Another major criticism was that the mass surveillance measures were not subject to a proportionality test and therefore violated European law. The United States remained the central supervisory power and there was no evidence of an investigation by the supervisory authorities. Critics also missed an urgent check on America's big online companies.

Following these shortcomings, critics and experts assumed that the agreement would not withstand an in-depth review by the CJEU , and therefore was not a durable solution. Minor differences from the Safe Harbor agreement were repeatedly pointed out. Numerous critics denounced that the Privacy Shield agreement did not make up for the shortcomings of the previous law.

The practical application of the Privacy Shield

The abrupt end of the Safe Harbor agreement gave rise to a feeling of uncertainty in the business world . Penalties were feared if breaches of data protection were found during an inspection. In addition, the new rules meant an investment of time and money for companies to adapt to the new data protection regulation.

A large number of companies adopted the standard EU contractual clauses at that time , or used these as an extension of the Safe Harbor agreement (eg Facebook). This practice increased during the transition phase towards the Privacy Shield agreement between the EU and the US and was maintained for as long as it remained in force. And is that companies did not want to rely solely on an agreement on data protection that, like its predecessor, failed to eliminate conflicts and basic data protection problems.

Annual inspections, often pointing to the end of the deal, reinforced that mistrust. The alternative or parallel use of standard contractual clauses was also a reaction to the poor implementation of the main points of the Privacy Shield agreement in the US. An example was the extremely long delay in filling the position of Ombudsman.

Conclusion: a transitional regulation without a solid foundation.

Since the entry into force of the RGPD, international data protection agreements have it difficult. The Privacy Shield ended up being merely a transitional regulation , which only temporarily introduced a binding legal framework for the international transfer of personal data and which, after being eliminated, was above all a good deal of confusion and confusion for the affected companies.
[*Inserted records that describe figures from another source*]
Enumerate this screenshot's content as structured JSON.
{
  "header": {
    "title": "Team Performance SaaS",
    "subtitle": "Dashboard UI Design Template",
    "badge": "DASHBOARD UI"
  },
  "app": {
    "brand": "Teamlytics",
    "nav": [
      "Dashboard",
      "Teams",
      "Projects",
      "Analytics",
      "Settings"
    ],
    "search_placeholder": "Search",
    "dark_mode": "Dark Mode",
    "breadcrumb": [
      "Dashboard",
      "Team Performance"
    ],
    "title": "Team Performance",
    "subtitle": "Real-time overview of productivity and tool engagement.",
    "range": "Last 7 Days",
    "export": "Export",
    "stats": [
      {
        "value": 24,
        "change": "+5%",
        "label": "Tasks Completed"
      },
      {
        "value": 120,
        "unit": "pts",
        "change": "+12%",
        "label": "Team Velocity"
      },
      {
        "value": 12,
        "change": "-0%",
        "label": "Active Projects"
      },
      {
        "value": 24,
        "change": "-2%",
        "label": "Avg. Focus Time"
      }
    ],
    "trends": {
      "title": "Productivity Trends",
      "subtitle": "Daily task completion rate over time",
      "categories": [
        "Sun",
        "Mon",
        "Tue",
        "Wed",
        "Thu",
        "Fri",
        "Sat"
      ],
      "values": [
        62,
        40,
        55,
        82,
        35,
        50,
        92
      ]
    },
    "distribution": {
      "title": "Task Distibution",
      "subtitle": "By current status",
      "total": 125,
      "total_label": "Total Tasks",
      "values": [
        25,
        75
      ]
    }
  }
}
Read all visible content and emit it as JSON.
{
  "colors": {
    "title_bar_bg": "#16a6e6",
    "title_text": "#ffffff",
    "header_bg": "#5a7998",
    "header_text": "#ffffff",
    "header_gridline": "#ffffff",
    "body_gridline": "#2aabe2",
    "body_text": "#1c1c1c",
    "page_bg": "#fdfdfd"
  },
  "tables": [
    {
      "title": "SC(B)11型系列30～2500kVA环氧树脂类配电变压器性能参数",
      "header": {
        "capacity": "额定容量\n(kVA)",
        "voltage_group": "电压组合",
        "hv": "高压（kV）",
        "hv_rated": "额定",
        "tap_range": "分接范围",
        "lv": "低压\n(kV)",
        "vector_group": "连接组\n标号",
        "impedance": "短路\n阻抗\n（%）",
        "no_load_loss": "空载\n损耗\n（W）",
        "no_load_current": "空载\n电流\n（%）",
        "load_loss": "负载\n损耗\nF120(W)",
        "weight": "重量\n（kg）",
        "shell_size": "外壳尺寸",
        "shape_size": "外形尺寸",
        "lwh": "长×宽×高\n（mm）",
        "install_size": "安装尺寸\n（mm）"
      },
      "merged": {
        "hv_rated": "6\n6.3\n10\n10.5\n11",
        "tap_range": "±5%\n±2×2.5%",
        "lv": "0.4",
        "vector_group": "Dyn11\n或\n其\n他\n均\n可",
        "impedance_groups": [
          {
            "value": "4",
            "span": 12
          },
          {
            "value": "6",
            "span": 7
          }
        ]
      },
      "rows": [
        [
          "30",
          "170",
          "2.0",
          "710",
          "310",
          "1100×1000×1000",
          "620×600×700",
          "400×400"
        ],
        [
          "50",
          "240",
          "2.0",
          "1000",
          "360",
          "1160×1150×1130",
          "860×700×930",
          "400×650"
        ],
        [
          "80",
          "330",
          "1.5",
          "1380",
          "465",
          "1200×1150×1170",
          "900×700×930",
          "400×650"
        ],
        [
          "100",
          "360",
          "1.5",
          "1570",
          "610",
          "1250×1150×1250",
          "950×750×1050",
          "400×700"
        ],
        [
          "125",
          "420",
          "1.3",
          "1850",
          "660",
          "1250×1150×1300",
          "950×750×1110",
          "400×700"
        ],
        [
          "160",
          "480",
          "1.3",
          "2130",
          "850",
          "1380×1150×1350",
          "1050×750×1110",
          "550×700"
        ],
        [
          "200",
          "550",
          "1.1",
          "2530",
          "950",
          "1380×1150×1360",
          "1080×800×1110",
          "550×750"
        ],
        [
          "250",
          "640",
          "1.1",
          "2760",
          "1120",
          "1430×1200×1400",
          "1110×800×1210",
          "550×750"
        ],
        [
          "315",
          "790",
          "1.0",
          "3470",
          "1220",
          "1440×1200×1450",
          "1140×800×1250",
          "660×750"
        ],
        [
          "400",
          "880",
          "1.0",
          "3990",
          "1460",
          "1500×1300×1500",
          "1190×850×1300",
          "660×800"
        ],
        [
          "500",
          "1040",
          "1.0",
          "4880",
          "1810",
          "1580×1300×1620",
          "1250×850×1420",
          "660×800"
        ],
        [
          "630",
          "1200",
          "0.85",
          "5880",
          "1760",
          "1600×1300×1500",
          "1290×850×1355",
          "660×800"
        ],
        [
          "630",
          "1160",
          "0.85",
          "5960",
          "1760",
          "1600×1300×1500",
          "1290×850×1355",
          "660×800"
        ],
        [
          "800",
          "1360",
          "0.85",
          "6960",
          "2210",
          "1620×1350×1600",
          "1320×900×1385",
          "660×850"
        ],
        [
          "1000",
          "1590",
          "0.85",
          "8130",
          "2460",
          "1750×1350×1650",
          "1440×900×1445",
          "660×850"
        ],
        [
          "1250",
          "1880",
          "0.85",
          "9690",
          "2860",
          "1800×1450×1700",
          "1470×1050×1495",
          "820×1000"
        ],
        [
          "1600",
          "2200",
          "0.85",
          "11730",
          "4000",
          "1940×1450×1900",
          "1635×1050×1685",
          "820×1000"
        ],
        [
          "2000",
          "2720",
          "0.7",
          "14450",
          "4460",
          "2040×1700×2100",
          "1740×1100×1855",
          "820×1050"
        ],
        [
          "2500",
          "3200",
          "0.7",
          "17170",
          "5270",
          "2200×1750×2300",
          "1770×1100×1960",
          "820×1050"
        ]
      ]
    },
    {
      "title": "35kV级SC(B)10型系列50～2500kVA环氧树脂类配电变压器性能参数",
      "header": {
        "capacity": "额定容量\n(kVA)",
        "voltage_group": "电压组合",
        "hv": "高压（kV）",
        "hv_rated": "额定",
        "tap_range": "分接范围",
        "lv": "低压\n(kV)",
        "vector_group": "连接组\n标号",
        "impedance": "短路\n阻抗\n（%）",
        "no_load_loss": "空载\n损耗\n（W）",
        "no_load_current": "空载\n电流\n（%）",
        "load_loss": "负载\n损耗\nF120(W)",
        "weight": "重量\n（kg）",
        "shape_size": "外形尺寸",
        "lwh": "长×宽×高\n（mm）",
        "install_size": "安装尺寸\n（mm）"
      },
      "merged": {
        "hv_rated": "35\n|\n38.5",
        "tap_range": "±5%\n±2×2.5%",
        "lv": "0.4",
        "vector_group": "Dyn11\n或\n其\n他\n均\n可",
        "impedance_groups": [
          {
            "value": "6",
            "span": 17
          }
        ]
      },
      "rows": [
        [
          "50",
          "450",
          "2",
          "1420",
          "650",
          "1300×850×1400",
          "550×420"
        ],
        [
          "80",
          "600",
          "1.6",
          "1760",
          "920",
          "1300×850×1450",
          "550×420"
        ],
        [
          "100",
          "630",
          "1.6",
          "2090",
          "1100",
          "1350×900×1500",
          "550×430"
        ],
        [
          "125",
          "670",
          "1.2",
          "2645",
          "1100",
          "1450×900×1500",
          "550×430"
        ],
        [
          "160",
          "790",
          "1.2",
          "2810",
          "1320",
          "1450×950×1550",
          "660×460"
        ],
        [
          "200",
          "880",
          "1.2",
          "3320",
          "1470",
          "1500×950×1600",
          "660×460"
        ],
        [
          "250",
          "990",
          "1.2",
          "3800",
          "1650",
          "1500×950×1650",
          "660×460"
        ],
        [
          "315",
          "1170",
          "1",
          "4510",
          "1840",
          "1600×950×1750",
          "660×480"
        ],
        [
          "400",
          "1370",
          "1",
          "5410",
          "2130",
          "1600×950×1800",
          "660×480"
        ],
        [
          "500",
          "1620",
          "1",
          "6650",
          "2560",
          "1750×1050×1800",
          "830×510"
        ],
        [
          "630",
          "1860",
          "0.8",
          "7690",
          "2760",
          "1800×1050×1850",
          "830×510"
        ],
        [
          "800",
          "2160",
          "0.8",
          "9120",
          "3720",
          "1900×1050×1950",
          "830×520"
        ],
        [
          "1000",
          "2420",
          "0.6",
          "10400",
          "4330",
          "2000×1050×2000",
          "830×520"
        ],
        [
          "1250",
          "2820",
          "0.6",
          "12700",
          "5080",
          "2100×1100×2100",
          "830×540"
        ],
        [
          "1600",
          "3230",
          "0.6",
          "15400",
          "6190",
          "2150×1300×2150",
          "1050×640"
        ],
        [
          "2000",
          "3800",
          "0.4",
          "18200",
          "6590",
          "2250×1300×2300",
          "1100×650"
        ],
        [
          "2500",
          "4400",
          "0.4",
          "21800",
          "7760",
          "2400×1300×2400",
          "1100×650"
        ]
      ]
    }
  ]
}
The fate of the Privacy Shield shows that the fundamental problems of data protection in a context of increasing digitization cannot be camouflaged, but must be permanently corrected within the framework of the GDPR. Otherwise, long-term business models that operate with personal data at an international level would lose their foundation.

There are already signs of a growing awareness of data protection in the US, and with it an approach to the principles of the GDPR, as shown by the California Consumer Privacy Act (CCPA). That the high level of demand of the premises of the RGPD make it a globally adopted standard for digital commerce seems quite doubtful at the moment, at least judging by the enormous differences in terms of the treatment of personal data at a global level.

The RGPD, which is currently being expanded by other European data protection regulations , such as the Electronic Privacy Regulation and directives such as the Guide on the use of cookies, could reveal itself as a growing point of conflict for business relations at an international level. .

Please take into account the legal notice related to this article.